794年、平安京の中心はいまの千本通りだった。いまの京都の中心を京都駅前を南北に走る烏丸通りだとすれば、1.5キロばかり西にあったことになる。
平安京建設のために描かれた図面はりっぱなものだった。JR山陰線の二条駅から少し北へ上ったところに朱雀門をつくり、その北1キロ平方の土地に天皇の住居や各種の役所をおく大内裏とした。朱雀門から南へ走る約4キロの中央通りが朱雀通りと呼ばれた。朱雀通りから東へ2キロ、西へ2キロ、南北には5キロ程度の長方形が平安京になる予定だった。
図面はりっぱにできあがったが、町づくりがはじめの意図どおりに進んだわけではない。朱雀通りを境にして西側を右京、東側を左京という。右京の町づくりが完成しないまましだいに衰微していく。原因は桂川の氾濫だったと考えられている。右京の西半分は桂川が氾濫をくり返す湿地帯だった。

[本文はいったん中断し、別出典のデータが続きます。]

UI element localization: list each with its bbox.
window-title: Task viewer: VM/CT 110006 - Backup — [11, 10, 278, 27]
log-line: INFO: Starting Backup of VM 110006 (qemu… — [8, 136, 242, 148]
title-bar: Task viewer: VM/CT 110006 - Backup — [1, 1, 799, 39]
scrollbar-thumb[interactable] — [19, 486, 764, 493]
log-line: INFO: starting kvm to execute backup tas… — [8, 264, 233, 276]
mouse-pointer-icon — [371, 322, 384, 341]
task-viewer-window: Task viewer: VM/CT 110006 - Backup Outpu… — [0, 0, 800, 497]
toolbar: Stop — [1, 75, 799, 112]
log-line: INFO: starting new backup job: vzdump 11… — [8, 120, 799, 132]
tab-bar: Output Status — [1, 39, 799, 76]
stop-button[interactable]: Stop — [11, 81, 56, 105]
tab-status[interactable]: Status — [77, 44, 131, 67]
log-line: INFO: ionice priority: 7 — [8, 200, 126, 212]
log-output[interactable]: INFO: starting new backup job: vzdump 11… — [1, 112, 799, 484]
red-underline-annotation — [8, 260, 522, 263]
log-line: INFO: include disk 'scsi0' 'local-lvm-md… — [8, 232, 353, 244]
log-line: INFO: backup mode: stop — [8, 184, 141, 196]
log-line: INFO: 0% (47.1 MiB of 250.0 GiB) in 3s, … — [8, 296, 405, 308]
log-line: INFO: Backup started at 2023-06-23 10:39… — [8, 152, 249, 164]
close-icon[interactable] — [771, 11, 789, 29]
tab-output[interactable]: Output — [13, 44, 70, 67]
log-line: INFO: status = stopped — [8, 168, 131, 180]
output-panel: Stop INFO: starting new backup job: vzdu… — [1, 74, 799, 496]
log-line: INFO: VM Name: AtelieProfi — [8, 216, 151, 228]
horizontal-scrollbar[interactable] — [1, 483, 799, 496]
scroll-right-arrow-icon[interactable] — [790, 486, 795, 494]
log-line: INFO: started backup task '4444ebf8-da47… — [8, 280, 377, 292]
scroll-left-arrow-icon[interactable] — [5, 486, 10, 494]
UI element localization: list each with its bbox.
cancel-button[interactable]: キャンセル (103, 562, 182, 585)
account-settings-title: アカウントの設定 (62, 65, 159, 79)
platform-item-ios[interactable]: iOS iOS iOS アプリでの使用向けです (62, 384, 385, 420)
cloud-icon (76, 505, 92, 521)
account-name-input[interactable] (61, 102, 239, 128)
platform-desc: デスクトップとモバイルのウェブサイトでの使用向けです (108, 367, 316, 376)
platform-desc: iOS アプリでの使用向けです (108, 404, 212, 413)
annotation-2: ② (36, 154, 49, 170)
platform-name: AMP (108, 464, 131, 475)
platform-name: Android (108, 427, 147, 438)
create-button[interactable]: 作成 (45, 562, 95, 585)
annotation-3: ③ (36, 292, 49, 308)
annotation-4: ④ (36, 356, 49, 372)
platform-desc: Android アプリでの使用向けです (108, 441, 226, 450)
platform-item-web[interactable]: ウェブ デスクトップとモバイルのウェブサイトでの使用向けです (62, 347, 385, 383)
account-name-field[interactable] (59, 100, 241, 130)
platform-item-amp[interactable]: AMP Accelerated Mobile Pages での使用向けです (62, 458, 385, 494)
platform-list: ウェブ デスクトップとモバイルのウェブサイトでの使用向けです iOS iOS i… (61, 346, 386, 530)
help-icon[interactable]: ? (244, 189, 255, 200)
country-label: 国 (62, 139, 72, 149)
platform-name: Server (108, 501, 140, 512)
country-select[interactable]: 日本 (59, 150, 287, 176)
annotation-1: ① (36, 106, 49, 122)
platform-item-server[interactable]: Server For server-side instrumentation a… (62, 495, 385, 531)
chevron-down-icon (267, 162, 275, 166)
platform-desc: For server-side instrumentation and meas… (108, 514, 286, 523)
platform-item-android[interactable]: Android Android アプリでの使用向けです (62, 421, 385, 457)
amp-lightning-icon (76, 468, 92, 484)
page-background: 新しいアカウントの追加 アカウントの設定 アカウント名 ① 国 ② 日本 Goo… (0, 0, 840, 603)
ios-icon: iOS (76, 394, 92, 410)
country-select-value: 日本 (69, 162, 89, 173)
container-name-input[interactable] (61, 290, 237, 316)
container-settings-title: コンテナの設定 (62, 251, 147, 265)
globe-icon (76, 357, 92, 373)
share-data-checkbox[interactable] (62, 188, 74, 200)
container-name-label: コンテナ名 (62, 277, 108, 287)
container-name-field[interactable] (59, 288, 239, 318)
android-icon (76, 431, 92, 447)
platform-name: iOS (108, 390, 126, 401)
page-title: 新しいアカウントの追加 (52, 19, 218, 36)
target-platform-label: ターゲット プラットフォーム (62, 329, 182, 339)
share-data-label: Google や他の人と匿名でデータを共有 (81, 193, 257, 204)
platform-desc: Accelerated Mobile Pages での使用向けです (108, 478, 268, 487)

左京の東を流れる鴨川も氾濫したが、影響を受けたのは左京の東南隅にとどまったのは幸いだった。左京の東南隅はいまでは東海道新幹線が走っている。
町の中心は必然的に東へ移り、平家が入京する1150年ごろには今の京都駅前を南北に走る烏丸通りに中心が移っている。町域の東は鴨川で区切られていた。
平安京のまえに長岡京を建設しようとしながらわずか10年で頓挫した。石清水八幡宮の北に東西4キロ、南北5キロ程度の都を作ろうとした。長岡京づくりを頓挫させたいちばんの原因もやはりたび重なる桂川の氾濫だった。天皇家に不吉なことが起こったとも記録されているが、やはり桂川の氾濫による洪水が長岡京建設を断念させたものと思われる。
川の氾濫は町ができあがってからも家屋を流し疫病を発生させ、何度も人口を半減させている。町屋の汚物処理が現代のようにできていなかったために、洪水で流れ出し、やがては地下水へしみこむ。それを飲んだ人びとは疫病を発症する。
桂川と鴨川にはさまれ水に恵まれた京都の町は、またその川の氾濫に悩まされていた。